City Council voted Tuesday to prohibit cars from standing or parking in bike lanes.
City officials said the rule change, submitted to the council by Mayor Lovely Warren, will encourage more people to ride bikes and help Rochester meet its transportation and climate goals.
“We need to market our city to the outside world,” said Chief of Staff Alex Yudelson. “We know we need to attract business. We want to attract young people. We want to retain young people. We want to make all of our city accessible by all means of transportation for everybody.”
Yudelson said a more bike-friendly city is more attractive to younger residents.
“They want a city that’s more bikeable and more walkable. They want to be able to live, work and play in the same area,” he said. “They’re not drawn in by the idea of driving everywhere.”
Building a city that is friendly to people on bikes also improves health and creates stronger neighborhoods, Yudelson said.
Prior to the rule change -- spurred in part, city officials and bicycle advocates said, by WXXI News reporting -- the city had no universal ban on cars in bike lanes. Most bike lanes were covered by no stopping, no standing or no parking signs, but even then, the city had no way to cite a motorist specifically for stopping in a bike lane.
Now, Yudelson said, police and parking enforcement officers will be able to track their enforcement efforts and see how often the rules are being broken.
The rule change is also about education as much as it is enforcement, Yudelson said.
“The city is a victim of its own success in some ways,” he said, creating more bicycle infrastructure -- and more bicyclists -- than some people were ready for.
“All of the things that we’ve been doing have come on really fast,” Yudelson said. “Partially what we’re doing here is trying to create a culture change in Rochester.”
Without those education and enforcement efforts, bicycle advocates said, people on bikes are put in danger when they try to use the city’s growing bicycle infrastructure.
“It’s a universal rule that any city gets what it tolerates,” said Jesse Peers, the cycling coordinator at Reconnect Rochester, a nonprofit that works with the city to encourage alternative transportation. “Without enforcement, bike lanes are not usable, they’re not safe, and they’re really not helping Rochester meet its goals with getting more people of all ages and abilities on bikes.”
That increased enforcement could be a burden for some in the city, though.
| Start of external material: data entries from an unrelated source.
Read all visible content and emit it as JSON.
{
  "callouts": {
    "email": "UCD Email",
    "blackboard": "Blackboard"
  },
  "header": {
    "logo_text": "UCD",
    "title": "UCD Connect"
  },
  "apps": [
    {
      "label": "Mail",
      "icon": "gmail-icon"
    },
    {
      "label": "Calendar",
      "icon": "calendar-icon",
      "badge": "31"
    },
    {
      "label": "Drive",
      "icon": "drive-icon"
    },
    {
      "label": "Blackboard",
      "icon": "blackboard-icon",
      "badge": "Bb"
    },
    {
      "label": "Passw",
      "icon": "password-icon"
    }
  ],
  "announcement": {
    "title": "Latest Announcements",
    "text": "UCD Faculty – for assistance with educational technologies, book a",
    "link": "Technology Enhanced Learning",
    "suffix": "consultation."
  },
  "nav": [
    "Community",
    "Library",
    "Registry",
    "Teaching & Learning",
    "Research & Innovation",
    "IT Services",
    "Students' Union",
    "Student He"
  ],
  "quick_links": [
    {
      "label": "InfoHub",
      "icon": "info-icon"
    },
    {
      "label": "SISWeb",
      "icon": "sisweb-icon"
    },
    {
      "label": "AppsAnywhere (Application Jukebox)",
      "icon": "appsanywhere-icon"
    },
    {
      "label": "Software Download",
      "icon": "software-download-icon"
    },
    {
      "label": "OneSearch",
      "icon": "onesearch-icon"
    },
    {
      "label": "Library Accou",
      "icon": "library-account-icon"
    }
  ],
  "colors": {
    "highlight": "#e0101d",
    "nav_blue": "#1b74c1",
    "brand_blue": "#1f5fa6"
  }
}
Al Colon, a delivery truck driver for W.B. Mason, was parked in a bike lane unloading his truck on Andrews Street last week.
“There’s pretty much nowhere to park,” Colon said. “Everywhere says no parking.”
Fining him or his company for stopping in bike lanes would slow down his deliveries and inconvenience him and his customers, he said.
But Peers, who was on the working group that developed much of the new legislation, said the rules are meant to prioritize safety over convenience.
“Big delivery trucks are not a good fit in tight urban environments,” Peers said. “We need to be enforcing the rules and considering other methods of delivery that don’t endanger people and discourage people from getting around the city safely.”
But an incident hours before the vote illustrated how difficult it might be for the city to meet the letter of its new law.
A city-owned SUV driven by the director of emergency communications idled in the bike lane on Church Street in front of City Hall on Tuesday afternoon.
Justin Roj, the city communications director, explained that the car was in the bike lane for only a brief time while the driver took a call.
“What I would refer to as ‘stopping’ is stopping at length,” Roj said. “It’s not contrary to the way, in essence, the spirit of the law is seen.
“I don’t think it’s irrational or irresponsible for somebody to pull their car over to let their passenger out or pull their car over to let a passenger come in,” even if the driver is stopping in a bike lane, he said.
“It’s no different than a cyclist entering a vehicle lane when necessary to do what they need to do.”
The SUV pulled away when a WXXI News reporter began taking pictures.
This story has been updated to reflect a clarification of the purpose of the SUV parked in the bike lane outside City Hall on Tuesday afternoon. City Communications Director Justin Roj had told WXXI News that the vehicle was there to pick up Deputy Mayor James Smith for lunch. “I was mistaken,” Roj said on Wednesday.